On peut reprocher à Éric Naulleau beaucoup de choses, mais certainement pas sa fidélité en amitié ni sa persévérance pour faire connaitre au plus grand nombre l’objet de son admiration.
Personnellement, avant de le suivre fidèlement en tant que chroniqueur hebdomadaire de l’émission "On n’est pas couché" (la seule émission du PAF que je regarde toutes les semaines depuis presque dix ans maintenant), je n’avais jamais entendu parler de Graham Parker (et pourtant j'aurais du, sa musique est parfois utilisée dans les films notamment le si culte "Un monde sans pitié" d'Eric Rochant, comme le début du livre nous l'indique), qui, est à ses yeux en tout cas, l’équivalent anglais d'un Bruce Springsteen ou d'un Bob Dylan, bref l'un des plus grands compositeurs de l'histoire du rock.
Et dès qu’il le pouvait, que ce soit lorsqu’un chanteur était invité sur le plateau, Éric Naulleau ne manquait pas de citer le nom de son dieu vivant, tant et si bien que lorsqu’en 2010, il publia "Parkeromane", un livre tout à la gloire de son idole, je n" étais pas le moins du monde surpris.

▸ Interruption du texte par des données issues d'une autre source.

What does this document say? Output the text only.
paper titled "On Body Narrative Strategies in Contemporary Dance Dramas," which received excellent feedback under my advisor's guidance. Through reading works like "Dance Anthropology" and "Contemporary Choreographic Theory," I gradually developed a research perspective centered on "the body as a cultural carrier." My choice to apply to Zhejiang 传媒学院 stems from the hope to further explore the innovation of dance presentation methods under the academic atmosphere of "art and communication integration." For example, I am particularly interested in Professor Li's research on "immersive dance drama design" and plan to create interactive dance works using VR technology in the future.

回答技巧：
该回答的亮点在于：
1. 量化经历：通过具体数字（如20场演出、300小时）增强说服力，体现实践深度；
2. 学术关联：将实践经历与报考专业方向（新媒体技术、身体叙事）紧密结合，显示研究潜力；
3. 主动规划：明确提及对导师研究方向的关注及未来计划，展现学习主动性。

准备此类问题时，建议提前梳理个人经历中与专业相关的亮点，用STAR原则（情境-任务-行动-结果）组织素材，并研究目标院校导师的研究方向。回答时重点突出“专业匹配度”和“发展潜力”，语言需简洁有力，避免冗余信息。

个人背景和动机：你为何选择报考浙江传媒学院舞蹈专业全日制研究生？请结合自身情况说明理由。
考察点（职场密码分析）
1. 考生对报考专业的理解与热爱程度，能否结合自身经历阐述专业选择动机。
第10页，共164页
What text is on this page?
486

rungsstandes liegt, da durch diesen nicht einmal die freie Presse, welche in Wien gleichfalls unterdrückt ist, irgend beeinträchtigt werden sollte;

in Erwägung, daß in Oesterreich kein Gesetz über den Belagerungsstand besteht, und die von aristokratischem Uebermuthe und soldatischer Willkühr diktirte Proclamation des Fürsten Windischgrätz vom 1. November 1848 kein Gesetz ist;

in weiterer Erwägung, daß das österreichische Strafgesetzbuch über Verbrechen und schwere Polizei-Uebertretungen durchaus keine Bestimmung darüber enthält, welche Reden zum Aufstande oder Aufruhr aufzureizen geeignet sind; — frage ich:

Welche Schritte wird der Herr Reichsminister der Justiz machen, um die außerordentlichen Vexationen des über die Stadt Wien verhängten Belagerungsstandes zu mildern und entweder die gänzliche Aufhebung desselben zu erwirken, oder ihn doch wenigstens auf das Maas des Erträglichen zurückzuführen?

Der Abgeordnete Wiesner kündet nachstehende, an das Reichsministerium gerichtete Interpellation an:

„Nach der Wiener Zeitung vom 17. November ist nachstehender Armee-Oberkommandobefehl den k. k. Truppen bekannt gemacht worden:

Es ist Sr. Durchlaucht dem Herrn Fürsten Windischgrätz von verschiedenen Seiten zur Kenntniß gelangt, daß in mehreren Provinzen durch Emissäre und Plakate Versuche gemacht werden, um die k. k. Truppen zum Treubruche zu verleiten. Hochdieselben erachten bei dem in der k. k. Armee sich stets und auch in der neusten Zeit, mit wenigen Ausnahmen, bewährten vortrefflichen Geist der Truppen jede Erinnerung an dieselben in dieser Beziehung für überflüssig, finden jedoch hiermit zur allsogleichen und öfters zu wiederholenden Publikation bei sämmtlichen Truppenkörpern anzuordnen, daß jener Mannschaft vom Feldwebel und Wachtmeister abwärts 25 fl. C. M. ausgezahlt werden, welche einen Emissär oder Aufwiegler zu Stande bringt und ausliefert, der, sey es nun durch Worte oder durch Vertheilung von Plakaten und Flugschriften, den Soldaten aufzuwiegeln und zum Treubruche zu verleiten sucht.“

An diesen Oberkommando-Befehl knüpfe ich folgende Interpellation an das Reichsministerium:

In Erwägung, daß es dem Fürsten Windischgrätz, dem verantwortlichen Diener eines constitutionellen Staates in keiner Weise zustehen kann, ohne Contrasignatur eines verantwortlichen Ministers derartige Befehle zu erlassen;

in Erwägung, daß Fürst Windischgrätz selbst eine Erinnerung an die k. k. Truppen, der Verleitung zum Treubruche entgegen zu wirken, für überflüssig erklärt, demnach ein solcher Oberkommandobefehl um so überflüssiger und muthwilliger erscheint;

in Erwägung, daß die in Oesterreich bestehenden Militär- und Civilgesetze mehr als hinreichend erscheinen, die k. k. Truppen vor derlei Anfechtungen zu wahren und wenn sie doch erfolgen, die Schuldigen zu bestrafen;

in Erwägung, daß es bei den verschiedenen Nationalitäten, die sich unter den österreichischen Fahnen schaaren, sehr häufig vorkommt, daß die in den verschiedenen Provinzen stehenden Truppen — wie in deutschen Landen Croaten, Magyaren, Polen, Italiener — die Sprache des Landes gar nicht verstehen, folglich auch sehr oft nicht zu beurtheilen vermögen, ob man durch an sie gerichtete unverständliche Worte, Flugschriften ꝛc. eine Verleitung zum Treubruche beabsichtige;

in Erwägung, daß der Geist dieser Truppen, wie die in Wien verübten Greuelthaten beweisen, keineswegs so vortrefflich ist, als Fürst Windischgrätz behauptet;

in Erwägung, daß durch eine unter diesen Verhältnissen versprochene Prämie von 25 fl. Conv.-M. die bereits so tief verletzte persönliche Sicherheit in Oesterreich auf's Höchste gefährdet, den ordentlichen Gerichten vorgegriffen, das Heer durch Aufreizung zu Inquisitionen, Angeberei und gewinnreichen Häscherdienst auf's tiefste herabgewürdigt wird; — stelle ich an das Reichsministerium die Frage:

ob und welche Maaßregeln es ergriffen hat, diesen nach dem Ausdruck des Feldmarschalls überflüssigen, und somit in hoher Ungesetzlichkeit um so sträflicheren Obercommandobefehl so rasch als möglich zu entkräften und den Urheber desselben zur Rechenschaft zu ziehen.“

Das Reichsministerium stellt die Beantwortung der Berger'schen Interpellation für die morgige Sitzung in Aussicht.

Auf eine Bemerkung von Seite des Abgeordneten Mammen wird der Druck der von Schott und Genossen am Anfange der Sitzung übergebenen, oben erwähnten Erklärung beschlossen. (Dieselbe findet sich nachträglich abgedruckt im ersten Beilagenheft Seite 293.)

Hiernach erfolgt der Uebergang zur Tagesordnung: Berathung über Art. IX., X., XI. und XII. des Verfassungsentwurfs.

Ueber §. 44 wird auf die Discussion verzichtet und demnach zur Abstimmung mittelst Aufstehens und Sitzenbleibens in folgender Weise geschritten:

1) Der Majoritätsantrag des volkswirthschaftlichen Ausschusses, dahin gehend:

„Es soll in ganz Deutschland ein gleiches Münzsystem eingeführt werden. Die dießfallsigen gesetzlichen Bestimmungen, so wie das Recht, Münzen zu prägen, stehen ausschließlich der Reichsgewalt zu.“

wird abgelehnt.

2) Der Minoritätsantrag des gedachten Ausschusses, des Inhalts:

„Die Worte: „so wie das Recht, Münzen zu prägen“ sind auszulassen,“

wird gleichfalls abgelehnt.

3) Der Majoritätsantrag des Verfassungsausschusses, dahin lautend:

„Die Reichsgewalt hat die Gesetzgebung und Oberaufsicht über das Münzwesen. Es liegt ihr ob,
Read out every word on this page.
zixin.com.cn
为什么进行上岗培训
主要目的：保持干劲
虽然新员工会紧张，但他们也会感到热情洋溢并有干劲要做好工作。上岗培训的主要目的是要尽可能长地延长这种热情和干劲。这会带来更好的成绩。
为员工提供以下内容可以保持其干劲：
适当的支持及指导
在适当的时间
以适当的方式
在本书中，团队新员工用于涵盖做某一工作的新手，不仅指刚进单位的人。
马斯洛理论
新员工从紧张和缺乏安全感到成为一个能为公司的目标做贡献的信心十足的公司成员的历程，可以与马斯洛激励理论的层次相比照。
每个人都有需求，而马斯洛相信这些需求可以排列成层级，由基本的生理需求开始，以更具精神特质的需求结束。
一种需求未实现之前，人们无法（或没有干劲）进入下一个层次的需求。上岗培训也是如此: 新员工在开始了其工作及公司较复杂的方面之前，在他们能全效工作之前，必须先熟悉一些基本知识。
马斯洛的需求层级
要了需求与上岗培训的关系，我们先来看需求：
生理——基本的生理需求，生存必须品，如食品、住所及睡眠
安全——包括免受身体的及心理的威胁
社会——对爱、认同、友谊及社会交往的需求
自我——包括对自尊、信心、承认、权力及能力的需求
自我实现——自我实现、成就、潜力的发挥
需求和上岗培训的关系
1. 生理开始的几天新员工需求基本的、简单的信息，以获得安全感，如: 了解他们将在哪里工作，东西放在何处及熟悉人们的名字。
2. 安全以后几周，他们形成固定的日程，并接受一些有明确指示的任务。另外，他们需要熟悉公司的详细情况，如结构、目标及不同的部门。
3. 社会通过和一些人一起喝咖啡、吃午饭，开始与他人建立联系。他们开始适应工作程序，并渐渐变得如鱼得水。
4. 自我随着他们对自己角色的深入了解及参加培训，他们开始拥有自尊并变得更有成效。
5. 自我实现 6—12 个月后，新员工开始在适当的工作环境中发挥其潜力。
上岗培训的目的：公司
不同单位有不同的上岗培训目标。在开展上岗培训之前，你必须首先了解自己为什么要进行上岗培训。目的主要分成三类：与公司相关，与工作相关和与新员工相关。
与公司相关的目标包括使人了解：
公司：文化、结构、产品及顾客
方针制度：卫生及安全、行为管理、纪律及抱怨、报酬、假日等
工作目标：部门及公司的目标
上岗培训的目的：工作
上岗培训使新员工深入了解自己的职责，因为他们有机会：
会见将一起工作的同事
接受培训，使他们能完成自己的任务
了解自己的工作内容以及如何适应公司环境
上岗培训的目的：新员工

Pas surpris mais quand même assez admiratif devant cette ténacité, étant donné la notoriété équivalente à zéro de son idole (qui visiblement, si l’on croit ce que dit Nauleau dans son livre, a donné des concerts parisiens devant une dizaine de spectateurs seulement).
Mais comme le personnage-Naulleau pas Parker évidemment- m’agaçait quelque peu (bon, moins que son comparse Zemmour évidemment, mais quand même), j’étais délibérément passé à coté de cet ouvrage, et ce n’est que 5 ans après, à l’occasion d’une nouvelle édition de ce livre Parkeromane, chez un nouvel éditeur, Belfond et réactualisé ( même si les ajouts récents ne m’ont pas semblé les plus intéressants du bouquin) que je prends enfin connaissance de ce livre et que j ai 'approfondi cette addiction que ressent Eric N. pour son maitre Graham.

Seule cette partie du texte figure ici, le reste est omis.